Joseph Bazalgette with his usual brilliant ability to see possibilities stuck to his principles when he was criticized for his choice of materials. 

This was to be one of the largest engineering projects ever undertaken and quite rightly stands as one of the worlds greatest engineering feats.

  • The Thames embankments needed to be built to support the complex network  of sewers, this was a mammoth task, in which cofferdams were constructed and the water pumped out.
  • The northern embankment would support a road, pavements and gardens, creating an immense downwards force on the newly placed sewers.Bazalgette had absolute confidence in the strength of his design and the Portland cement. In some places he used solely cement, replacing bricks with what he considered to be the stronger material.

It is a testament to both Portland cement and Bazalgettes total confidence in the product that the sewers continue in use today, 150 years on.

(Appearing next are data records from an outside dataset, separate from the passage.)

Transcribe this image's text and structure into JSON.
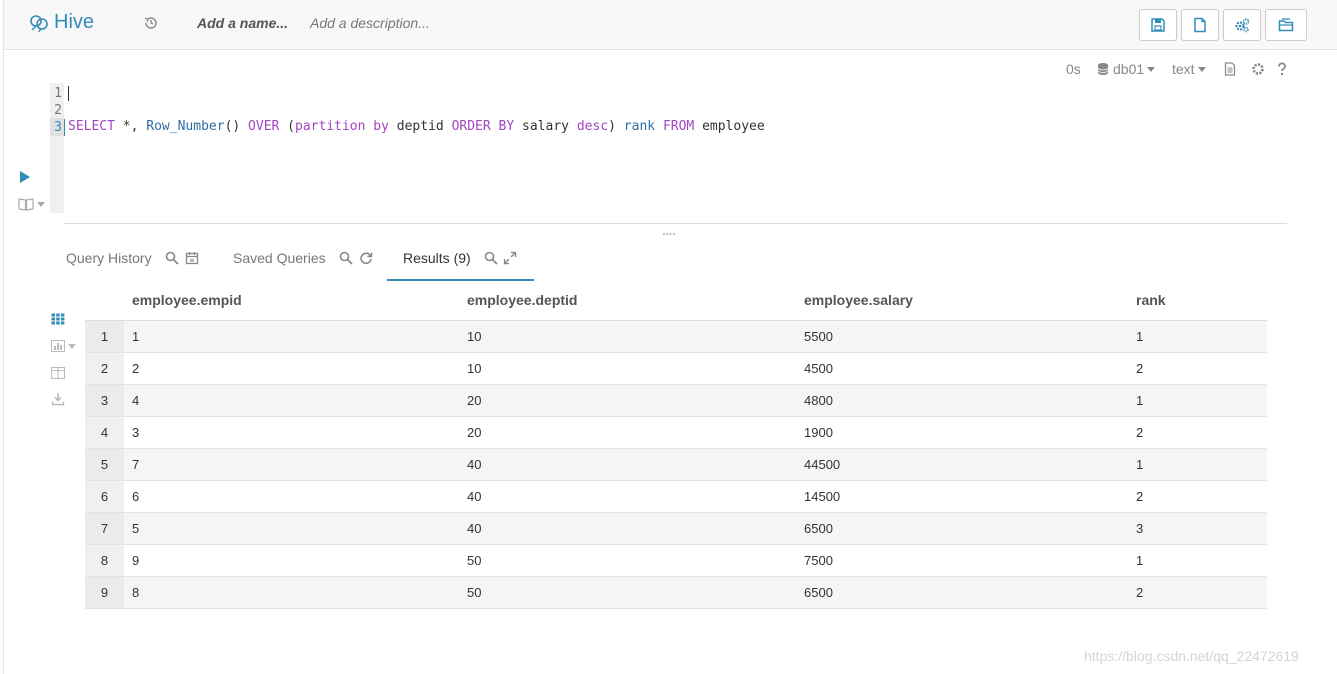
{
  "app": {
    "name": "Hive"
  },
  "header": {
    "name_placeholder": "Add a name...",
    "description_placeholder": "Add a description..."
  },
  "editor_toolbar": {
    "elapsed": "0s",
    "database": "db01",
    "format": "text"
  },
  "editor": {
    "line_numbers": [
      "1",
      "2",
      "3"
    ],
    "query_parts": {
      "p1": "SELECT",
      "p2": " *, ",
      "p3": "Row_Number",
      "p4": "() ",
      "p5": "OVER",
      "p6": " (",
      "p7": "partition",
      "p8": " ",
      "p9": "by",
      "p10": " deptid ",
      "p11": "ORDER",
      "p12": " ",
      "p13": "BY",
      "p14": " salary ",
      "p15": "desc",
      "p16": ") ",
      "p17": "rank",
      "p18": " ",
      "p19": "FROM",
      "p20": " employee"
    }
  },
  "tabs": [
    {
      "label": "Query History"
    },
    {
      "label": "Saved Queries"
    },
    {
      "label": "Results (9)"
    }
  ],
  "results": {
    "columns": [
      "employee.empid",
      "employee.deptid",
      "employee.salary",
      "rank"
    ],
    "rows": [
      {
        "n": "1",
        "empid": "1",
        "deptid": "10",
        "salary": "5500",
        "rank": "1"
      },
      {
        "n": "2",
        "empid": "2",
        "deptid": "10",
        "salary": "4500",
        "rank": "2"
      },
      {
        "n": "3",
        "empid": "4",
        "deptid": "20",
        "salary": "4800",
        "rank": "1"
      },
      {
        "n": "4",
        "empid": "3",
        "deptid": "20",
        "salary": "1900",
        "rank": "2"
      },
      {
        "n": "5",
        "empid": "7",
        "deptid": "40",
        "salary": "44500",
        "rank": "1"
      },
      {
        "n": "6",
        "empid": "6",
        "deptid": "40",
        "salary": "14500",
        "rank": "2"
      },
      {
        "n": "7",
        "empid": "5",
        "deptid": "40",
        "salary": "6500",
        "rank": "3"
      },
      {
        "n": "8",
        "empid": "9",
        "deptid": "50",
        "salary": "7500",
        "rank": "1"
      },
      {
        "n": "9",
        "empid": "8",
        "deptid": "50",
        "salary": "6500",
        "rank": "2"
      }
    ]
  },
  "watermark": "https://blog.csdn.net/qq_22472619",
  "colors": {
    "accent": "#338bb8",
    "keyword": "#a346c2",
    "function": "#2e6da4"
  }
}
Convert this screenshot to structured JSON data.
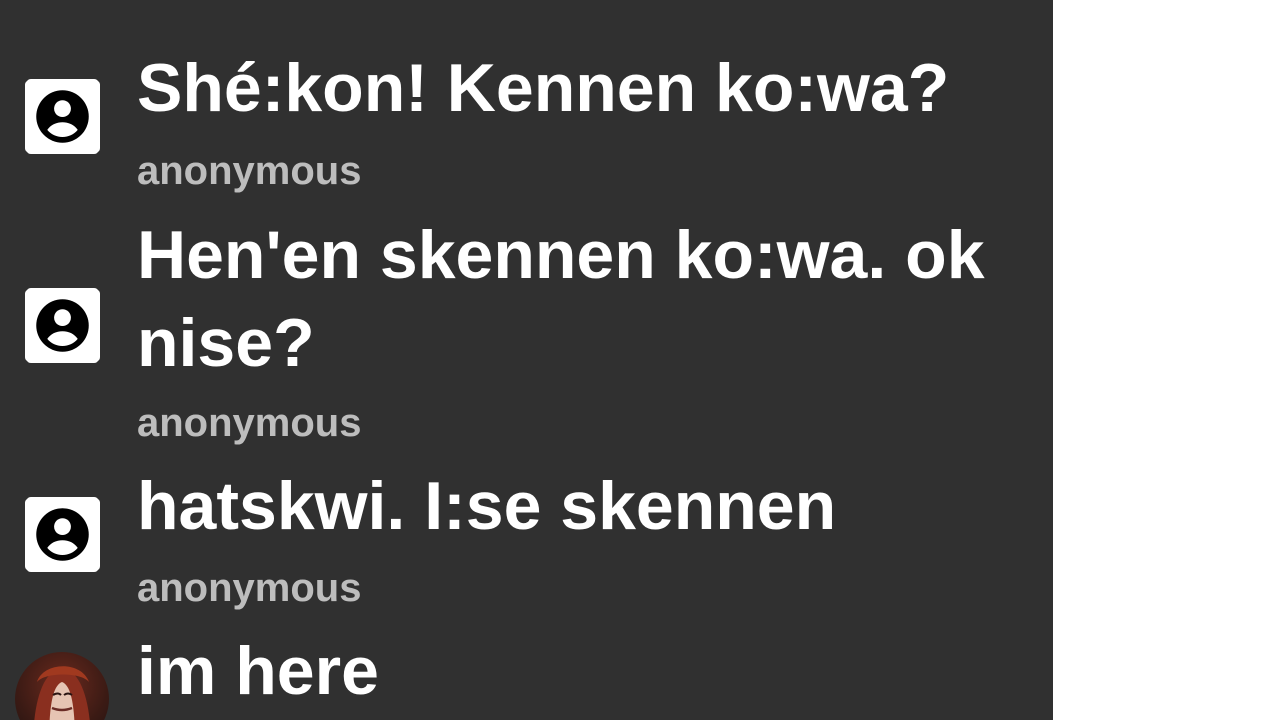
{
  "messages": [
    {
      "text": "Shé:kon! Kennen ko:wa?",
      "author": "anonymous",
      "avatar": "user-circle-icon"
    },
    {
      "text": "Hen'en skennen ko:wa. ok nise?",
      "author": "anonymous",
      "avatar": "user-circle-icon"
    },
    {
      "text": "hatskwi. I:se skennen",
      "author": "anonymous",
      "avatar": "user-circle-icon"
    },
    {
      "text": "im here",
      "author": "",
      "avatar": "profile-photo"
    }
  ]
}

The embankments were completed by 1870, providing the city with a pleasant vista of the river, a place to perambulate.

Most importantly, the outbreaks of cholera ceased and the dreadful smell that pervaded the air was a thing of the past.  His work, coupled with that of John Snow, in determining the cause of cholera, saved London from its plague of disease.

Joseph Bazalgette’s work did not stop there. He designed three of London’s most notable bridges, Putney, Battersea and Hammersmith Suspension Bridge. He built or re-built many of London’s main thoroughfares including, Northumberland Avenue, Shaftsbury Avenue, Charing Cross Road and Queen Victoria Street.

He was knighted in recognition of his great work and a memorial can be found to him on the Embankment. These changes were closely allied with the period building up to and during the Industrial Revolution and Bazalgette was one of a number of examples of brilliant British Engineers and inventors.